NEW YORK (WABC) -- Protesters linked arms and packed into the Great Hall, where under the clock, they hoisted profane signs - and dared police to do something about it.
Before long, they finished in Grand Central and surged across the city in a dramatic conclusion to a day of disorder.
Across the transit system, activists vandalized MTA infrastructure to make their point that public transit should be free, and that police should back down from enforcing crimes like turnstile jumping.
Protesters took that fight directly to police, and kept police guessing about where they were headed - into the subway and out - however, the NYPD was ready.
Banners were also unfurled in Brooklyn and at the World Trade Center Oculus promoting the protests, called "(Expletive) Your $2.75," with organizers saying the goal is to remove officers from the subway system and provide for free transit.
The action, dubbed #J31 for January 31, or #FTP3, is the third in a string of protests against police in the subways.

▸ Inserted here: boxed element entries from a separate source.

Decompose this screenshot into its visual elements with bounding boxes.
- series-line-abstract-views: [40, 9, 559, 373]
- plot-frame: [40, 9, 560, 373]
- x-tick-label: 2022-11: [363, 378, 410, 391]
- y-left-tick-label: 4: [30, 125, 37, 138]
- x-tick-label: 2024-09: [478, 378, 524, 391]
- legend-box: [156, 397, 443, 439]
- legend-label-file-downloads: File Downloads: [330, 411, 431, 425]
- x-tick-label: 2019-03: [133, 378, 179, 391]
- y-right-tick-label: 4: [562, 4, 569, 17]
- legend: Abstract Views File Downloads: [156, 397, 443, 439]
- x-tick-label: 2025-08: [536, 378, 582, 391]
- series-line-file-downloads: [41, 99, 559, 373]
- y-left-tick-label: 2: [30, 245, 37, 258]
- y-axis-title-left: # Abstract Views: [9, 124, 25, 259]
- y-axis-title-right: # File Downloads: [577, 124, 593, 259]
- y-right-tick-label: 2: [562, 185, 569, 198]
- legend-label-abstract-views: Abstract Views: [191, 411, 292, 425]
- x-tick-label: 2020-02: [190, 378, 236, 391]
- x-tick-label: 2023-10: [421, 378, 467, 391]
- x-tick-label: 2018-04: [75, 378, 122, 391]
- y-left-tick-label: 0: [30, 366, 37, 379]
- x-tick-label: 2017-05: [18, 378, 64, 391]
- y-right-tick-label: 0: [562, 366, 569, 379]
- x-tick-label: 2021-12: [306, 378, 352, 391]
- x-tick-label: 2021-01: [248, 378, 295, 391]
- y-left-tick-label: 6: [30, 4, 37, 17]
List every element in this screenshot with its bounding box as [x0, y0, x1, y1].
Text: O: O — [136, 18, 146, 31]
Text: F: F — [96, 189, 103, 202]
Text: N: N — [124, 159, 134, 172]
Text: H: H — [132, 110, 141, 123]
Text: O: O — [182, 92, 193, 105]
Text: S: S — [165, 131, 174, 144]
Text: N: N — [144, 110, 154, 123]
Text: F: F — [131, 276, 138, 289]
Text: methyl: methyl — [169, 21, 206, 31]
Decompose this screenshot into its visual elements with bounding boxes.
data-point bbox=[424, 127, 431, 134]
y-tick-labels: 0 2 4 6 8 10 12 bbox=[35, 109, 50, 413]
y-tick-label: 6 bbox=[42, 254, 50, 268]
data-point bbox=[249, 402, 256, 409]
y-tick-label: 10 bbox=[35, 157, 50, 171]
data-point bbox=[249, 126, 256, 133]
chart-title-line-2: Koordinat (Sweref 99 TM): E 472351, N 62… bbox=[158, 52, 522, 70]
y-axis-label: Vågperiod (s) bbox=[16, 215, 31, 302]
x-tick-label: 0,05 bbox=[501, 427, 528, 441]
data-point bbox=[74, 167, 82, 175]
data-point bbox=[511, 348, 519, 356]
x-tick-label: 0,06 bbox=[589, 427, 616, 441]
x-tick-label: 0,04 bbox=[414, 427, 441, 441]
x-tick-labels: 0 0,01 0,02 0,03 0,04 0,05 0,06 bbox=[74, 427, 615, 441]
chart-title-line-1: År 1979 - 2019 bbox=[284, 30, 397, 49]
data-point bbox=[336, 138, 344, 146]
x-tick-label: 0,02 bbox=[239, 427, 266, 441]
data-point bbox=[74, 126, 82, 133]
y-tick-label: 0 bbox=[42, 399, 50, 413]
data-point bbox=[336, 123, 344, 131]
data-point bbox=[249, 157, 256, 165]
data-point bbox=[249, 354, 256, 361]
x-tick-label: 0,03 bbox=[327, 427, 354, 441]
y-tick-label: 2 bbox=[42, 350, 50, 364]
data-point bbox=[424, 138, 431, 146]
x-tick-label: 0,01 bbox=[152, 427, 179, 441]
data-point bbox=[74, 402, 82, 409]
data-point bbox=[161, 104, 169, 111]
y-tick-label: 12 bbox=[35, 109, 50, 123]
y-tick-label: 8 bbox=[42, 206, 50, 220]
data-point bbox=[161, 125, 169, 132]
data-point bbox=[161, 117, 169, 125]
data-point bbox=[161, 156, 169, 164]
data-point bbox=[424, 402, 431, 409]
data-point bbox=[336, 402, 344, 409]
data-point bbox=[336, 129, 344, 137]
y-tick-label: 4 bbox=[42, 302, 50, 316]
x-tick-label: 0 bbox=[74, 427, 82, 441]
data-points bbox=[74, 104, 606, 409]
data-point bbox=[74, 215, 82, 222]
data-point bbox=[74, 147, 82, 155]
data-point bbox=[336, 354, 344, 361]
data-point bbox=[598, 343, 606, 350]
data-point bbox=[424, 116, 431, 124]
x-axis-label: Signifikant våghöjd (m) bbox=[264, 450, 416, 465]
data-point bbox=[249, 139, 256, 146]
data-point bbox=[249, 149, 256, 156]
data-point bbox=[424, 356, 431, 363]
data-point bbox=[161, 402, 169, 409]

The protests started after the arrest of a 15-year-old in Downtown Brooklyn that was caught on camera.
The group marched through Downtown Brooklyn and then in Harlem in November.
They say the added police are targeting minor crimes in the city's subways and are discriminatory against minorities.
Dozens of people were placed under arrest.
Officials say a protester threw a hammer through the plate glass window of a Chipotle at 111 Fulton Street, sending glass flying into a woman eating her dinner. She was hospitalized with non-life threatening injuries.